On Sun, Feb 04, 2007 at 10:14:21PM +0000, Ann Copestake wrote:
> Currently, what we get out of having the relation rather than just an
> index is the cfrom/cto information which allows us to take cataphora
> into account.  As far as I can see, it would be tricky to reconstruct
> this if we just have an MRS with indices and no relations for the
> pronouns.  For instance, the MRSs for A and A' below are presumably
> identical (modulo cfrom/cto and any information structure) but we need
> to be able to distinguish them.
> 
> A: Because the cat purrs, Kim likes it.
> A': * Kim likes it, because the cat purrs.
> 
> I have no clue about what happens for Japanese, but we'll have a more
> poorly-performing algorithm for English if we don't take this into
> account.  Maybe one should do this off the cfrom/cto values for the
> relations for which the pronouns are arguments, but the Lappin and
> Leass treatment, for instance, just involves giving a negative weight
> to pronouns coming before their putative antecedants.  

It seems like taking the cfrom/cto from the selecting predicate
should work.  I tried for a bit to come up with some examples 
in English that would tease the two apart, but without success
(largely because it's hard to separate pronouns from their selecting
predicates by enough material to stick in an antecedent).

?*Kim walks, because the grocery store is close, to it.


> Obviously this is a bit of a hack, but I would argue that it's
> currently a useful surrogate for a proper approach to information
> structure.  There is also a practical point that concerns evaluation
> of anaphora resolution: we need to be able to locate the pronouns in
> the text and it's a pain to do this on the basis of indices alone.  In
> fact, I think it may be impossible in the limit - `Kim gave it it' vs
> `Kim gave it to it' - silly example, but the point is it would entail
> non-trivial code writing to do this properly.
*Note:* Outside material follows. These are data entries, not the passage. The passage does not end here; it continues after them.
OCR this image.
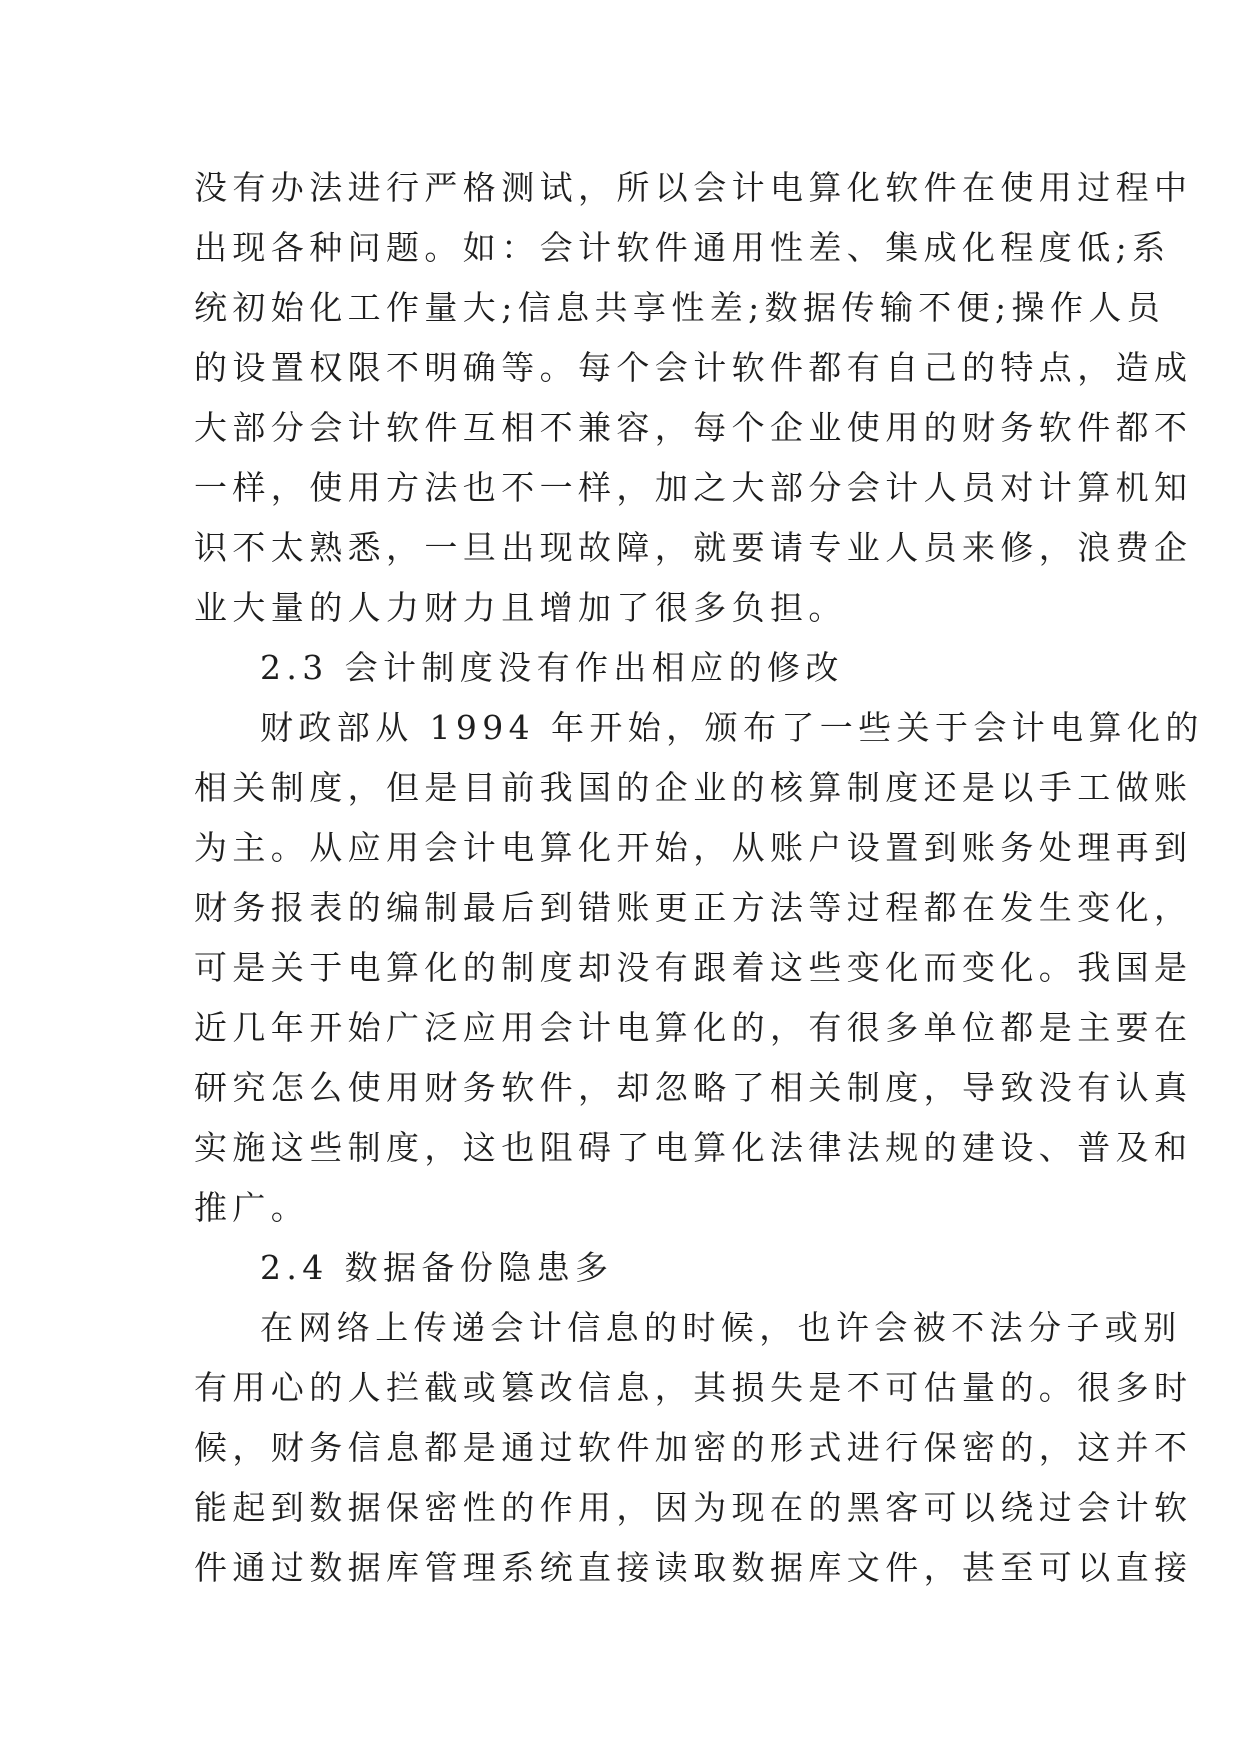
没有办法进行严格测试，所以会计电算化软件在使用过程中
出现各种问题。如：会计软件通用性差、集成化程度低;系
统初始化工作量大;信息共享性差;数据传输不便;操作人员
的设置权限不明确等。每个会计软件都有自己的特点，造成
大部分会计软件互相不兼容，每个企业使用的财务软件都不
一样，使用方法也不一样，加之大部分会计人员对计算机知
识不太熟悉，一旦出现故障，就要请专业人员来修，浪费企
业大量的人力财力且增加了很多负担。
2.3 会计制度没有作出相应的修改
财政部从 1994 年开始，颁布了一些关于会计电算化的
相关制度，但是目前我国的企业的核算制度还是以手工做账
为主。从应用会计电算化开始，从账户设置到账务处理再到
财务报表的编制最后到错账更正方法等过程都在发生变化，
可是关于电算化的制度却没有跟着这些变化而变化。我国是
近几年开始广泛应用会计电算化的，有很多单位都是主要在
研究怎么使用财务软件，却忽略了相关制度，导致没有认真
实施这些制度，这也阻碍了电算化法律法规的建设、普及和
推广。
2.4 数据备份隐患多
在网络上传递会计信息的时候，也许会被不法分子或别
有用心的人拦截或篡改信息，其损失是不可估量的。很多时
候，财务信息都是通过软件加密的形式进行保密的，这并不
能起到数据保密性的作用，因为现在的黑客可以绕过会计软
件通过数据库管理系统直接读取数据库文件，甚至可以直接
Wouldn't it be possible to relate the pronouns to their indices by
looking at the actual derivations, and going from pronouns to MRS,
rather than the other way around?
 
> Incidentally, I think that there's an argument that we should be
> distinguishing between the different pronouns in terms of their
> relations, since right now, we're only capturing distinctions that
> make it onto indices.  This implies, I think, that we'd have to have a
> politeness value on indices to record the German du/ihr/Sie
> distinction and presumably some sort of dialect feature to indicate
> non-standard pronouns (e.g., the `us' for 1sg in some BrE dialects).
> I don't know what sort of variation is possible, and maybe it's OK to
> say that all variations in pronoun use are either ignored or put on
> indices, but I do worry that this could lead to index proliferation as
> new languages are dealt with if we go down the route of removing
> pronouns.

Is this kind of variation relevant to anaphora resolution though?
I think the best representation of politeness is through a separate
relation predicated of that individual (perhaps in CTXT or Background,
rather than in the CONT).  If we look at reference resolution more
generally (rather than just anaphora resolution) I think we'll have
other reasons for taking more relations into account (beyond just
the noun-relation introducing the index).
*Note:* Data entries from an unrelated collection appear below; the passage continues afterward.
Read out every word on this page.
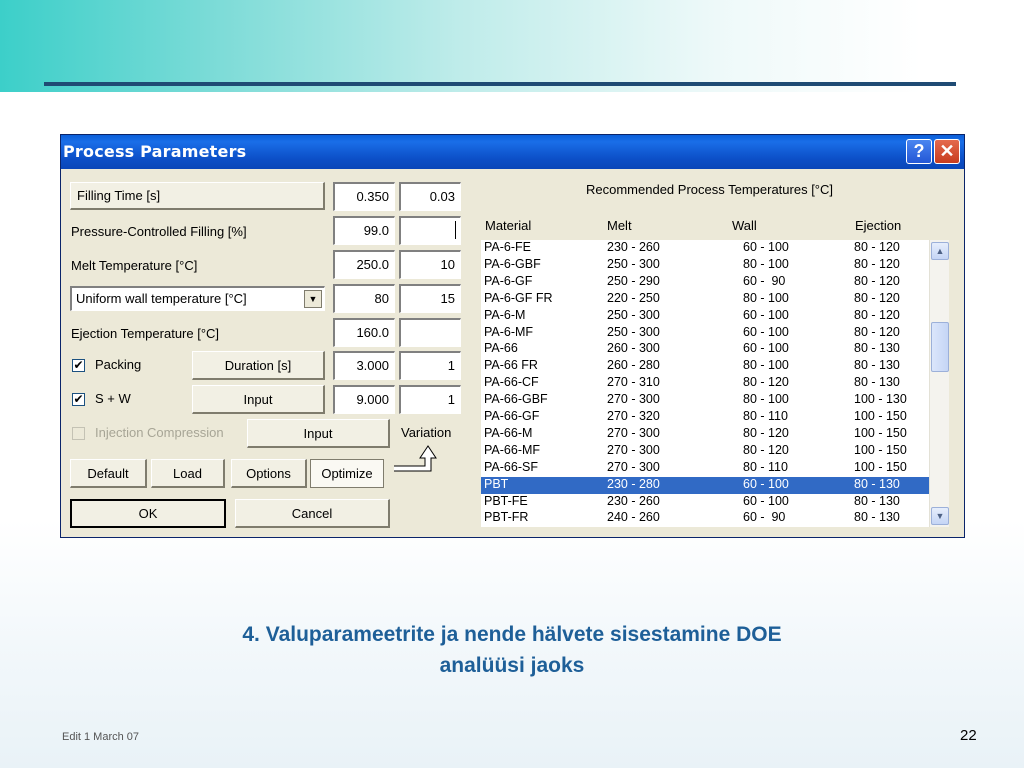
Process Parameters	? ✕
Filling Time [s]	0.350	0.03
Pressure-Controlled Filling [%]	99.0
Melt Temperature [°C]	250.0	10
Uniform wall temperature [°C]	▼	80	15
Ejection Temperature [°C]	160.0
✔ Packing	Duration [s]	3.000	1
✔ S + W	Input	9.000	1
Injection Compression	Input	Variation
Default	Load	Options	Optimize
OK	Cancel
Recommended Process Temperatures [°C]
Material	Melt	Wall	Ejection
PA-6-FE	230 - 260	60 - 100	80 - 120
PA-6-GBF	250 - 300	80 - 100	80 - 120
PA-6-GF	250 - 290	60 -  90	80 - 120
PA-6-GF FR	220 - 250	80 - 100	80 - 120
PA-6-M	250 - 300	60 - 100	80 - 120
PA-6-MF	250 - 300	60 - 100	80 - 120
PA-66	260 - 300	60 - 100	80 - 130
PA-66 FR	260 - 280	80 - 100	80 - 130
PA-66-CF	270 - 310	80 - 120	80 - 130
PA-66-GBF	270 - 300	80 - 100	100 - 130
PA-66-GF	270 - 320	80 - 110	100 - 150
PA-66-M	270 - 300	80 - 120	100 - 150
PA-66-MF	270 - 300	80 - 120	100 - 150
PA-66-SF	270 - 300	80 - 110	100 - 150
PBT	230 - 280	60 - 100	80 - 130
PBT-FE	230 - 260	60 - 100	80 - 130
PBT-FR	240 - 260	60 -  90	80 - 130
▲
▼
4. Valuparameetrite ja nende hälvete sisestamine DOE
analüüsi jaoks
Edit 1 March 07	22
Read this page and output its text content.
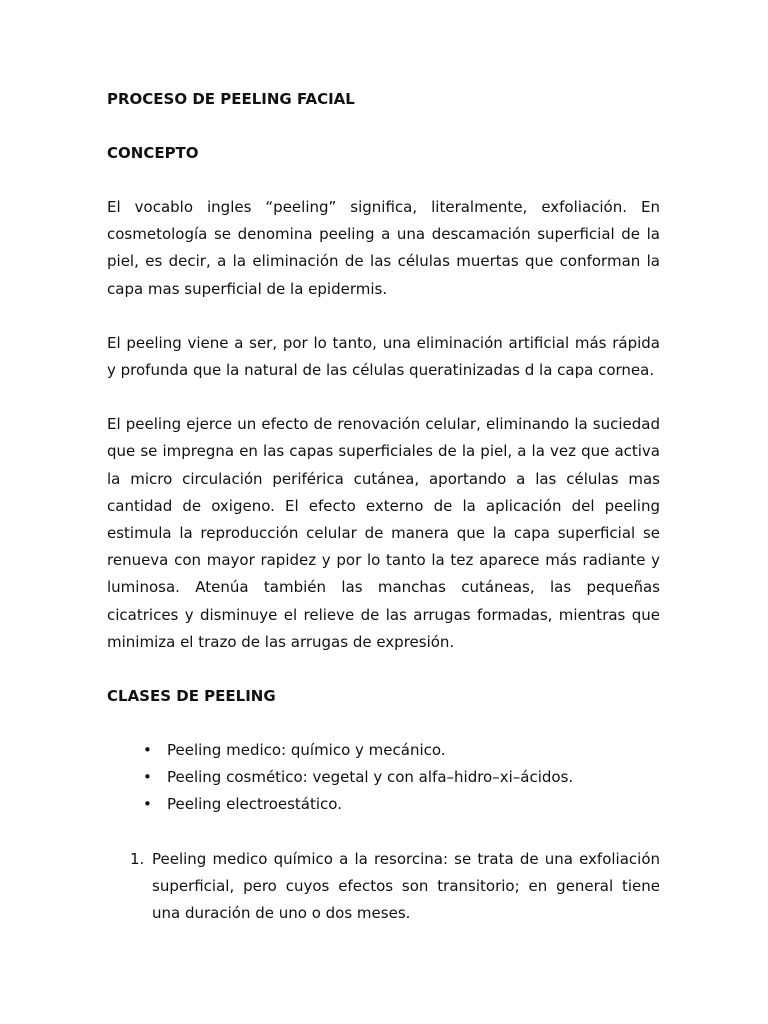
PROCESO DE PEELING FACIAL

CONCEPTO

El vocablo ingles “peeling” significa, literalmente, exfoliación. En cosmetología se denomina peeling a una descamación superficial de la piel, es decir, a la eliminación de las células muertas que conforman la capa mas superficial de la epidermis.

El peeling viene a ser, por lo tanto, una eliminación artificial más rápida y profunda que la natural de las células queratinizadas d la capa cornea.

El peeling ejerce un efecto de renovación celular, eliminando la suciedad que se impregna en las capas superficiales de la piel, a la vez que activa la micro circulación periférica cutánea, aportando a las células mas cantidad de oxigeno. El efecto externo de la aplicación del peeling estimula la reproducción celular de manera que la capa superficial se renueva con mayor rapidez y por lo tanto la tez aparece más radiante y luminosa. Atenúa también las manchas cutáneas, las pequeñas cicatrices y disminuye el relieve de las arrugas formadas, mientras que minimiza el trazo de las arrugas de expresión.

CLASES DE PEELING

• Peeling medico: químico y mecánico.
• Peeling cosmético: vegetal y con alfa–hidro–xi–ácidos.
• Peeling electroestático.
1. Peeling medico químico a la resorcina: se trata de una exfoliación superficial, pero cuyos efectos son transitorio; en general tiene una duración de uno o dos meses.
> I think there are existing mechanisms to allow a clean transfer
> approach.  I believe that there is the possibility of monolingual
> rules in the transfer machinery.  So you write a rule that just drops
> all pronoun relations from languages like English before transfer.
> You need another rule to introduce them for generation, but this is
> very similar to what you'd have to write anyway for the null semantics
> items in the generator.  I believe that this is the right mechanism to
> use for investigating systematic differences between languages: it's
> far less disruptive than changing the Matrix.  It may well turn out
> that once an inventory of rules has been developed, an overhaul of MRS
> generally is called for.  But given that many of us are using it for
> applications other than semantic transfer, we'll have to try to take
> different needs into account.

Would you count leaving out pronoun-rels in the Matrix-derived grammars
as an overhaul of MRS?  It seems like a relatively trivial change to me
(which doesn't effect overall well-formedness, etc).